An additional problem involves credibility. "Who's going to believe this woman?" asked Gelles. "He's going to say, 'She's exaggerating; she's clumsy and she falls down the stairs and gets those bruises; she's trying to get a good settlement.' "

The spouse abuse study, a 1976 survey of more than 2,100 married couples, found that 28 percent reported incidents of slapping, kicking, hitting, beating, throwing objects and using or threatening to use a knife or gun at some point during the marriage. The study found that 3.8 percent of wives had been seriously beaten the previous year.

The study found no difference in violence between husbands with less than an eighth grade education and those who had attended college. But it did reveal a large difference in the incidence of wife abuse between those with a family income of below $6,000 (11 percent of such husbands reported beating their wives in the previous year) and those earning more than $20,000 (2 percent of the husbands).

Even that 2 percent represents a enormous number of people, Gelles said. And Walker, who counsels battered wives, said she believes that the incidence of abuse is the same at all socioeconomic levels, but that affluent families tend to be more secretive about the problem.

Directors of suburban shelters for battered women say that the numbers of women they serve are growing, perhaps in part because society is becoming increasingly aware of the problem and receptive to such complaints.

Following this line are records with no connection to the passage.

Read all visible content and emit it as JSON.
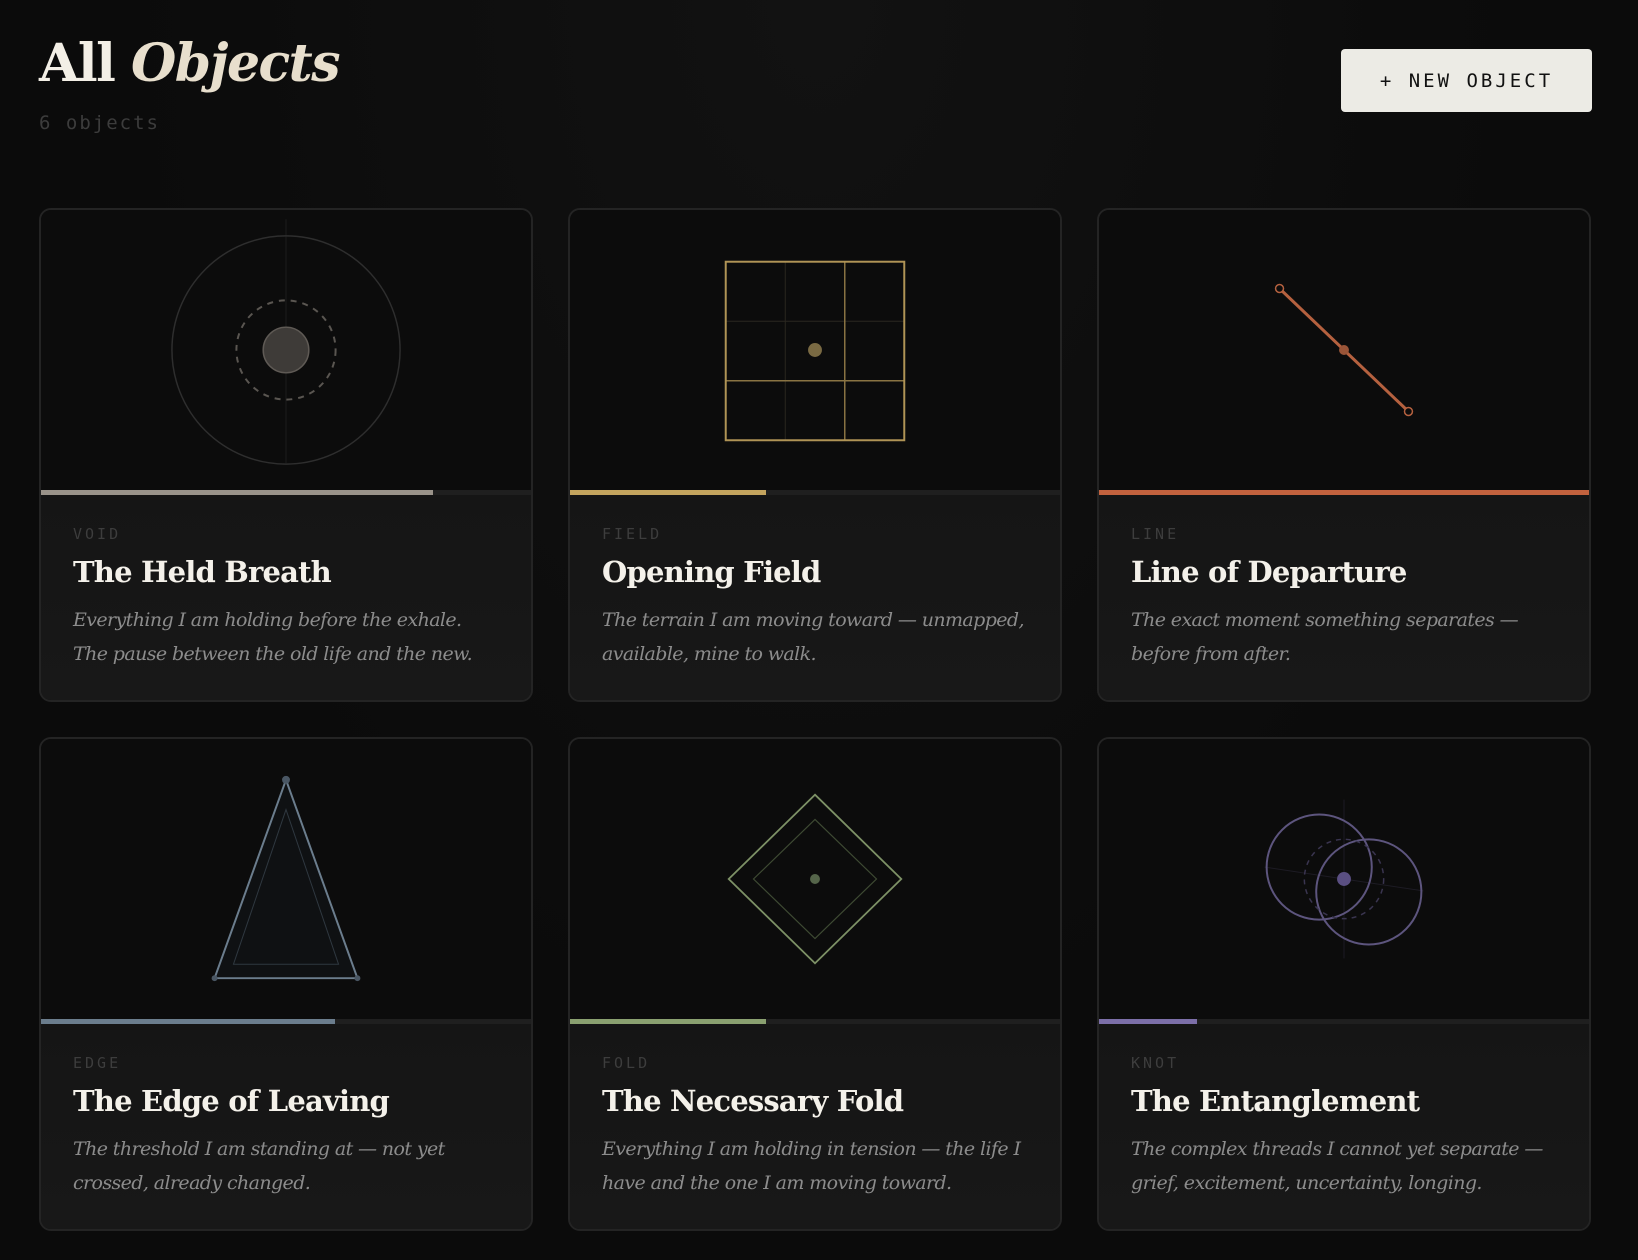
{
  "header": {
    "title_plain": "All",
    "title_italic": "Objects",
    "count_text": "6 objects",
    "new_button_label": "+ NEW OBJECT"
  },
  "colors": {
    "background": "#0b0b0b",
    "void": "#9a938a",
    "field": "#c4a45e",
    "line": "#c2623e",
    "edge": "#6b7d8d",
    "fold": "#8aa070",
    "knot": "#7c6fa8"
  },
  "objects": [
    {
      "type": "VOID",
      "title": "The Held Breath",
      "description": "Everything I am holding before the exhale. The pause between the old life and the new.",
      "progress": 0.8,
      "accent": "#9a938a",
      "icon": "concentric-circles-icon"
    },
    {
      "type": "FIELD",
      "title": "Opening Field",
      "description": "The terrain I am moving toward — unmapped, available, mine to walk.",
      "progress": 0.4,
      "accent": "#c4a45e",
      "icon": "grid-square-icon"
    },
    {
      "type": "LINE",
      "title": "Line of Departure",
      "description": "The exact moment something separates — before from after.",
      "progress": 1.0,
      "accent": "#c2623e",
      "icon": "diagonal-line-icon"
    },
    {
      "type": "EDGE",
      "title": "The Edge of Leaving",
      "description": "The threshold I am standing at — not yet crossed, already changed.",
      "progress": 0.6,
      "accent": "#6b7d8d",
      "icon": "triangle-icon"
    },
    {
      "type": "FOLD",
      "title": "The Necessary Fold",
      "description": "Everything I am holding in tension — the life I have and the one I am moving toward.",
      "progress": 0.4,
      "accent": "#8aa070",
      "icon": "diamond-icon"
    },
    {
      "type": "KNOT",
      "title": "The Entanglement",
      "description": "The complex threads I cannot yet separate — grief, excitement, uncertainty, longing.",
      "progress": 0.2,
      "accent": "#7c6fa8",
      "icon": "interlocking-circles-icon"
    }
  ]
}
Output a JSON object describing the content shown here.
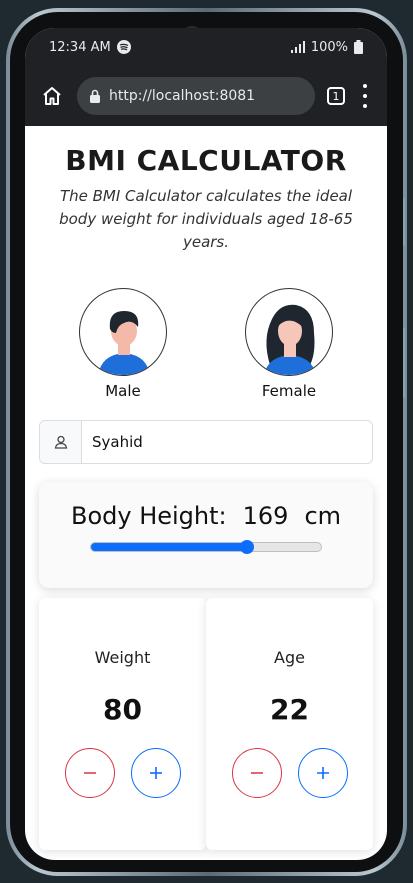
{
  "status": {
    "time": "12:34 AM",
    "battery": "100%"
  },
  "browser": {
    "url": "http://localhost:8081",
    "tab_count": "1"
  },
  "page": {
    "title": "BMI CALCULATOR",
    "subtitle": "The BMI Calculator calculates the ideal body weight for individuals aged 18-65 years."
  },
  "genders": [
    {
      "label": "Male"
    },
    {
      "label": "Female"
    }
  ],
  "name_input": {
    "value": "Syahid"
  },
  "height": {
    "label": "Body Height:",
    "value": "169",
    "unit": "cm",
    "slider_fraction": 0.68
  },
  "weight": {
    "label": "Weight",
    "value": "80"
  },
  "age": {
    "label": "Age",
    "value": "22"
  },
  "icons": {
    "home": "home-icon",
    "lock": "lock-icon",
    "tabs": "tabs-icon",
    "menu": "menu-icon",
    "user": "user-icon",
    "spotify": "spotify-icon",
    "signal": "signal-icon",
    "battery": "battery-icon"
  },
  "colors": {
    "accent": "#0d6efd",
    "danger": "#dc3545",
    "browser_chrome": "#202124"
  }
}
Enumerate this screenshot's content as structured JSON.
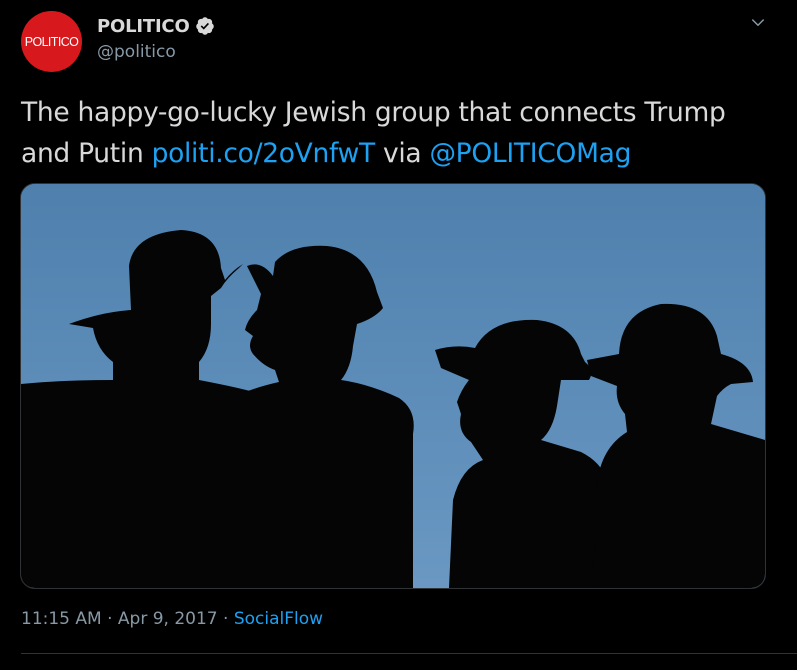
{
  "account": {
    "avatar_text": "POLITICO",
    "display_name": "POLITICO",
    "handle": "@politico",
    "verified_icon": "verified-badge-icon",
    "brand_color": "#d7191d"
  },
  "tweet": {
    "text_before": "The happy-go-lucky Jewish group that connects Trump and Putin ",
    "link": "politi.co/2oVnfwT",
    "text_mid": " via ",
    "mention": "@POLITICOMag",
    "link_color": "#1da1f2"
  },
  "media": {
    "icon": "photo-icon",
    "sky_color": "#5a8ab6"
  },
  "meta": {
    "time": "11:15 AM",
    "separator": " · ",
    "date": "Apr 9, 2017",
    "source": "SocialFlow"
  },
  "menu": {
    "icon": "chevron-down-icon"
  }
}
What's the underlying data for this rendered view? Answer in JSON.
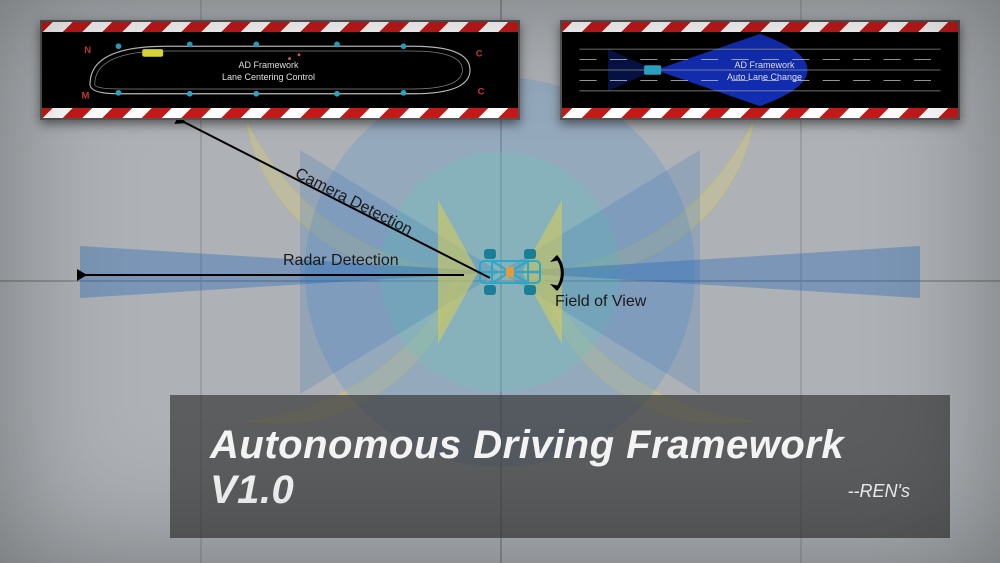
{
  "panels": {
    "left": {
      "title": "AD Framework",
      "subtitle": "Lane Centering Control"
    },
    "right": {
      "title": "AD Framework",
      "subtitle": "Auto Lane Change"
    }
  },
  "annotations": {
    "camera": "Camera Detection",
    "radar": "Radar Detection",
    "fov": "Field of View"
  },
  "titlecard": {
    "headline": "Autonomous Driving Framework V1.0",
    "byline": "--REN's"
  },
  "colors": {
    "title_bg": "#3c3c3cB8",
    "title_text": "#f5f5f5",
    "anno_text": "#1a1a1a",
    "cone_blue": "#3e88d8",
    "cone_yellow": "#e7d770",
    "cone_teal": "#6fc3b8"
  }
}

At the Fairfax County Women's Shelter, for example, 235 women and children were housed at the nine-bed shelter in 1982, 279 in 1983, and 334 last year. Montgomery County workers counseled 554 women who said they had been abused in 1982, 637 in 1983, and 699 last year.

Increases have been recorded in the military. Of the 129,162 married officers in the military, 9,840 cases of established spouse abuse were recorded last fiscal year, compared with 6,540 the previous year.

"We have many of the same stresses plus some," said Col. Peter McNelis, director of the Defense Department's Family Advocacy Program. He cited frequent moves; living away from family and relatives, often in remote locations in this country or abroad, and high-stress or high-risk military jobs.